Climate models that simulate the early Paleocene with an atmospheric CO2 concentration of 2000 ppm, underestimate the Arctic Ocean surface temperatures in the summer at least 15 ° C for the PETM. The equator -pole temperature gradient is significantly overestimated by the models. The high polar temperatures and the lower equator -pole gradient can not be explained only by higher concentrations of greenhouse gases. In addition, Model simulations show that higher atmospheric heat transport is unlikely to be the cause. Therefore, it is believed that so far not considered in the models physical processes are responsible, in conjunction with a high concentration of greenhouse gases. To a warming of the high latitudes and tropical cooling of polar stratospheric clouds, the increase or the increased ocean mixing may have contributed by hurricanes.

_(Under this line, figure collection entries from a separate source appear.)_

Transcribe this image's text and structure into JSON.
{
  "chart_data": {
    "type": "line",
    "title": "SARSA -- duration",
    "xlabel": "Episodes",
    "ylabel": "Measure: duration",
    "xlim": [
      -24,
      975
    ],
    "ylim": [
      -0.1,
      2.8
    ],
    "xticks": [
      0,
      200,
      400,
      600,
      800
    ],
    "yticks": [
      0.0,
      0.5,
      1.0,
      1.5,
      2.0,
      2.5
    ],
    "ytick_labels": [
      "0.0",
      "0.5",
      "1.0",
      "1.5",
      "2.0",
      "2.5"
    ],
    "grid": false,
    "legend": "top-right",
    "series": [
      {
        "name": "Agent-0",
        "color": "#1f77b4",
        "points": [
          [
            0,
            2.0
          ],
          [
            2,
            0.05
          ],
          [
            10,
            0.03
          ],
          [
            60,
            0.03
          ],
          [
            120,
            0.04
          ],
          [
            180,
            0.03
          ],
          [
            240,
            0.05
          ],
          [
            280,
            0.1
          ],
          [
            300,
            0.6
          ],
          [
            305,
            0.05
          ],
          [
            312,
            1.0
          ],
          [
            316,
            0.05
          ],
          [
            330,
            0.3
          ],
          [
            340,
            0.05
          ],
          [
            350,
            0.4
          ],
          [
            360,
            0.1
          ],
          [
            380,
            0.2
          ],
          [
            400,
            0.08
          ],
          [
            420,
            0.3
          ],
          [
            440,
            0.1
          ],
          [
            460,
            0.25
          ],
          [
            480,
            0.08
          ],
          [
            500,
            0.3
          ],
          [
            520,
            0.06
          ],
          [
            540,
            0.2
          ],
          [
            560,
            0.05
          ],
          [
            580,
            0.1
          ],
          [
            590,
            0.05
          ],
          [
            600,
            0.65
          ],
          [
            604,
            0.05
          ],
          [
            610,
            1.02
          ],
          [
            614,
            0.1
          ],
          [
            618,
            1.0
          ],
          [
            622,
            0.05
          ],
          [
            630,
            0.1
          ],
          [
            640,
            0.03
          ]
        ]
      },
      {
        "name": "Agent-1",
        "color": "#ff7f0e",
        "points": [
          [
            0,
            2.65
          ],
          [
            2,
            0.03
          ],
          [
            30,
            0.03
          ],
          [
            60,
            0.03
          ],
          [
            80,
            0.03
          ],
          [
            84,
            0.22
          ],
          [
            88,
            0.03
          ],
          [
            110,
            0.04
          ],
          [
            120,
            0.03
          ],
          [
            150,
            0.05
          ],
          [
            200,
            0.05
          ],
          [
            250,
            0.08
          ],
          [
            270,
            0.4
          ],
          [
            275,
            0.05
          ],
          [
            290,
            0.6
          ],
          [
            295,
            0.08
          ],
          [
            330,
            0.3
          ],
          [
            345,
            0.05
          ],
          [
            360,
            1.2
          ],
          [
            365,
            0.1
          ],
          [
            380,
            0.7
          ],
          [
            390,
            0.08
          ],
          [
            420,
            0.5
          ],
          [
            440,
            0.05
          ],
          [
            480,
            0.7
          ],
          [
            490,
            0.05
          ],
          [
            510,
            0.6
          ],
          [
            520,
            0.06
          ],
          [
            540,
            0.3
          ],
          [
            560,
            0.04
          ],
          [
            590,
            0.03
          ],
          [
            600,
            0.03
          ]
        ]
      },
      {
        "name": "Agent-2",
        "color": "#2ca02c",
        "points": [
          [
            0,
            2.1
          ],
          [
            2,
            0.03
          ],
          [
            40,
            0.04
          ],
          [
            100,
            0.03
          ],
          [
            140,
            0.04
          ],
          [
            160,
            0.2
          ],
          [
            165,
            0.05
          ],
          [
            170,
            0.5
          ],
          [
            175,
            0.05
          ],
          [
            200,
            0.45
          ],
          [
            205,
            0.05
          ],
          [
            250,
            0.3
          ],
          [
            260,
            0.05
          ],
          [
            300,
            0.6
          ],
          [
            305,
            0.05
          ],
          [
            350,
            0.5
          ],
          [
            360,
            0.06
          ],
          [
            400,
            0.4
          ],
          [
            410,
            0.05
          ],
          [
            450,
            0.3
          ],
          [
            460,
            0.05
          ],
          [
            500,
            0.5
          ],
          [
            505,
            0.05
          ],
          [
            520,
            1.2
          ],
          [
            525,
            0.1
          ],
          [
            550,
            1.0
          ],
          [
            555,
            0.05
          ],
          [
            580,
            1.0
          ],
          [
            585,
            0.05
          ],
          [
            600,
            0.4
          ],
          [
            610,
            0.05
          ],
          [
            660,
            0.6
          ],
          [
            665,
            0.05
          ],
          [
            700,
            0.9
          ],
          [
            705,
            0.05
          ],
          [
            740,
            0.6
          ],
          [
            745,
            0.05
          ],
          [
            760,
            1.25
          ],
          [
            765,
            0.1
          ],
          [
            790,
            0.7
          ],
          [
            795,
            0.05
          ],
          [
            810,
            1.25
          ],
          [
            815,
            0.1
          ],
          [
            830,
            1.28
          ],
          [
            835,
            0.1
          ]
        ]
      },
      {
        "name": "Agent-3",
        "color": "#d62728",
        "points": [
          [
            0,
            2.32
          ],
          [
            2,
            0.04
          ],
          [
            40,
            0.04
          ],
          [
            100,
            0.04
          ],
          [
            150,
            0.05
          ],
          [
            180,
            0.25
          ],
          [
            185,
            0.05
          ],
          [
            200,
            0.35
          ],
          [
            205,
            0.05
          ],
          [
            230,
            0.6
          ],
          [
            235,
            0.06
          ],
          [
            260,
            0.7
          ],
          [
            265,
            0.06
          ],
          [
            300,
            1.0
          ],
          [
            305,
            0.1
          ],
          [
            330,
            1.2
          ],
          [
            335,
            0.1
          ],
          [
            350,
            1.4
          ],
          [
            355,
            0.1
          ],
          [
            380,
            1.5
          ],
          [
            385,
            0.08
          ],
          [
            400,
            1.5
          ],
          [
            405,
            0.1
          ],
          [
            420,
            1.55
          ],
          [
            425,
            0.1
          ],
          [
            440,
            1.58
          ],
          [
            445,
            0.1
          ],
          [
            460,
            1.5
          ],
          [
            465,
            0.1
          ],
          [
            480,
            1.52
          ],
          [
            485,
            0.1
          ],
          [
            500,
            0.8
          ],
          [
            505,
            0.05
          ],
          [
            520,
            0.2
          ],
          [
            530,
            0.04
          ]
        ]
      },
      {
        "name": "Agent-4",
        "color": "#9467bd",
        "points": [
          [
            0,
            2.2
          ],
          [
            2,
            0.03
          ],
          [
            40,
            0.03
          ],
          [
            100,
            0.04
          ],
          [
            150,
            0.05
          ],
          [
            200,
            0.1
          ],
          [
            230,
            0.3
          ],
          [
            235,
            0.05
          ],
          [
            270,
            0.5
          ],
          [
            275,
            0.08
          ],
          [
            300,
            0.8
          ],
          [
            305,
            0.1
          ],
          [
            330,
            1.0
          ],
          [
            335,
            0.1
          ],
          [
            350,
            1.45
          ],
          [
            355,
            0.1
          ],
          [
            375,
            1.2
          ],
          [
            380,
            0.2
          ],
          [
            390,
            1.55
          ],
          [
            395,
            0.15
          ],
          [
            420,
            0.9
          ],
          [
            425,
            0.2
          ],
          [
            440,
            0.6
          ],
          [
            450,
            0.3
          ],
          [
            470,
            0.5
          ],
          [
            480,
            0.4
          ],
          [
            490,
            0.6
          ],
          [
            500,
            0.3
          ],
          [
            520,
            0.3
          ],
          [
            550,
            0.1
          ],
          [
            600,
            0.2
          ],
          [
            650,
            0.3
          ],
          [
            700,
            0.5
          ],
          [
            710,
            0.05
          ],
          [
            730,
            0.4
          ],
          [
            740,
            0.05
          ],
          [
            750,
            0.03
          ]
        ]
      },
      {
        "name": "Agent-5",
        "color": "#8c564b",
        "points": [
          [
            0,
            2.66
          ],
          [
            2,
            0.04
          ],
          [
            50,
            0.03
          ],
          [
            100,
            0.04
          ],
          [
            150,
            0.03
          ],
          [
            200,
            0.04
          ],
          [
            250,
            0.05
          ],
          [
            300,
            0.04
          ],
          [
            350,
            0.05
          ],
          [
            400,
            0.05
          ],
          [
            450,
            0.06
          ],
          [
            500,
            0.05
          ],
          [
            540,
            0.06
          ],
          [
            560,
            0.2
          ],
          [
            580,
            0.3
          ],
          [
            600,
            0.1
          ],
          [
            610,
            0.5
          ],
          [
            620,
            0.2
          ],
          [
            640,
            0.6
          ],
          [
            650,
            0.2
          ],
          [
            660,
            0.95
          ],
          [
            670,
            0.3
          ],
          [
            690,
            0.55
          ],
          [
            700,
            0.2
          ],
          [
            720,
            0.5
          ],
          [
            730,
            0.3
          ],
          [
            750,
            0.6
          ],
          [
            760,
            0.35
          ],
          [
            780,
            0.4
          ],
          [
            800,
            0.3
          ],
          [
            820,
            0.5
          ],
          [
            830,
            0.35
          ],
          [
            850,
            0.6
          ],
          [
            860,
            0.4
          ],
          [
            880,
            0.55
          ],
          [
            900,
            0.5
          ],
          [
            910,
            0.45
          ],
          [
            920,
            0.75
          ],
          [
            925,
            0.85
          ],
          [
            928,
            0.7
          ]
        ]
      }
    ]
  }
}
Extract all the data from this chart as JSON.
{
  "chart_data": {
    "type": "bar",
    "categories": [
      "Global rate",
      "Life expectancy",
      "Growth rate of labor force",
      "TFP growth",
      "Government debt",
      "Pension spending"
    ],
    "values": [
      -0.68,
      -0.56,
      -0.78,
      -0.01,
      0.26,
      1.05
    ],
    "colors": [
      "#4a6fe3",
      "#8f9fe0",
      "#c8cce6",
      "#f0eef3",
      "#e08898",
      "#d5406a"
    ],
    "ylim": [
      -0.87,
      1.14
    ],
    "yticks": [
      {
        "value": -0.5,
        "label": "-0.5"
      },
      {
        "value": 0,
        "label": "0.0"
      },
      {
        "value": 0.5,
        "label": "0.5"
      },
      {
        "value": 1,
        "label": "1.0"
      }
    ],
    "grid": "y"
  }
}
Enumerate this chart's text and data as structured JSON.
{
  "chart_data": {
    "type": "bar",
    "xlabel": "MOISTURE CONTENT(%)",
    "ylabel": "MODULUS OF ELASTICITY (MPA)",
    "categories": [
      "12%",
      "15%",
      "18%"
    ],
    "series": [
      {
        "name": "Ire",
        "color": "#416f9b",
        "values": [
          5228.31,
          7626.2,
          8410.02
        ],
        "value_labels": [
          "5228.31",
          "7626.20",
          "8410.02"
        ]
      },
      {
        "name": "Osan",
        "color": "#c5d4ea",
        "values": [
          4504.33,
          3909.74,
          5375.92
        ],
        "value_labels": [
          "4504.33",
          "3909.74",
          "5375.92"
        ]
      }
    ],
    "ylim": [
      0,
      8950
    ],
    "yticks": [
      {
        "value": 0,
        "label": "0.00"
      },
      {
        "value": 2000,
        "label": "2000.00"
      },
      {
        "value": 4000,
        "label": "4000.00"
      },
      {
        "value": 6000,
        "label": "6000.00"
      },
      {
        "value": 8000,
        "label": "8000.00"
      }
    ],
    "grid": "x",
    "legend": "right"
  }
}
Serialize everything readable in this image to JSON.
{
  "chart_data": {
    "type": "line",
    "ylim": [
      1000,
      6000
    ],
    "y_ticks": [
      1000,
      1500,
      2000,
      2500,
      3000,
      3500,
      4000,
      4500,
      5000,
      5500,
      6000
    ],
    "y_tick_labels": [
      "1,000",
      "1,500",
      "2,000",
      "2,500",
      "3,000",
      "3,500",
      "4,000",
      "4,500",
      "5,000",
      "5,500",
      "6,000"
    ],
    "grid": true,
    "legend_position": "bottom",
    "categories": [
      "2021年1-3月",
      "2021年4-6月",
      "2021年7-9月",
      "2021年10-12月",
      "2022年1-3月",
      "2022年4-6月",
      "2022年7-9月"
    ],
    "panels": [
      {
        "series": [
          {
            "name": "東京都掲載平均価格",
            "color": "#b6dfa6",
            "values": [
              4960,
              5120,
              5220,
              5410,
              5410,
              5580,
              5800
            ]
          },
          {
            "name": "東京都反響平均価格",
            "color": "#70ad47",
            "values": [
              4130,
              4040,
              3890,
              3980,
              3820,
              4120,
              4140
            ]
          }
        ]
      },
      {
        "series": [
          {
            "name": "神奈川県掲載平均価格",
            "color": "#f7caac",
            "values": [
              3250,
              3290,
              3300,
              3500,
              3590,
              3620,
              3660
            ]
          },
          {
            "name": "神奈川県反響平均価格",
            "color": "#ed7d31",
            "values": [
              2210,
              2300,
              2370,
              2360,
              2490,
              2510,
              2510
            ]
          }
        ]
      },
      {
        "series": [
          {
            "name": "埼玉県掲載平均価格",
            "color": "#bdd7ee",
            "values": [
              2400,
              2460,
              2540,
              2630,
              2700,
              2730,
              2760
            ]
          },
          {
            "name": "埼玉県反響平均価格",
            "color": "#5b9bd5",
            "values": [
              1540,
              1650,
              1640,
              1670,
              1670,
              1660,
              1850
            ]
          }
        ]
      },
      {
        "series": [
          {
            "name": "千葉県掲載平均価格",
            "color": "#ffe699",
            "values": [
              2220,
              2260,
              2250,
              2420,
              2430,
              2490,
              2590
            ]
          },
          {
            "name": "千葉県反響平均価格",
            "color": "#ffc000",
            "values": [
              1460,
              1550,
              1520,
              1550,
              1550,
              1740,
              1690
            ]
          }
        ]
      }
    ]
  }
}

More knowledge about the conditions in the Arctic during the PETM give research on the water cycle. To hydrogen isotope measurements ( Δ18O ) were carried out by n- alkanes. In the transport of air parcels from the tropical and subtropical ocean in higher layers of the atmosphere and towards the poles takes place cooling and condensation. This causes a reduction of the deuterium content. The results of? D measurements in the sediment sample showed that the precipitation in the Arctic compared to present-day conditions had a significantly higher D component. The most likely cause of this is a reduced meridional and / or vertical temperature gradient, which leads to a reduced rainout of subtropical water vapor transport in high latitudes. Increased precipitation in the Arctic regions causes a decrease in salinity. For the assumed increased water intake during the PETM, therefore, is supported by the observation that has increased in this period, the proportion of Dinocysten of organisms that tolerate low salinity, as well as a high seasonal flow entry.

Relevance today

The occurred during the PETM, strong rise in atmospheric carbon dioxide concentration can explain only between one and 3.5 degrees of the observed temperature rise. According to a 2009 study published in Nature is assumed that other, as yet unknown causes or reinforcing feedback. The authors point out that the potential impact of these factors should also be taken into account in the assessment today of future climate change.

Summary

In summary, one can say that the Arctic is characterized during the PETM, including by very high surface temperatures, a decreased temperature gradient between the equator and the poles, high concentrations of greenhouse gases, increased sea levels, an increase in the water supply in very high latitudes and a lower salt content. Can about the reasons for this development thereby in part only be guessed at, so that further research in this area is necessary also to present-day global development to better understand and be able to classify.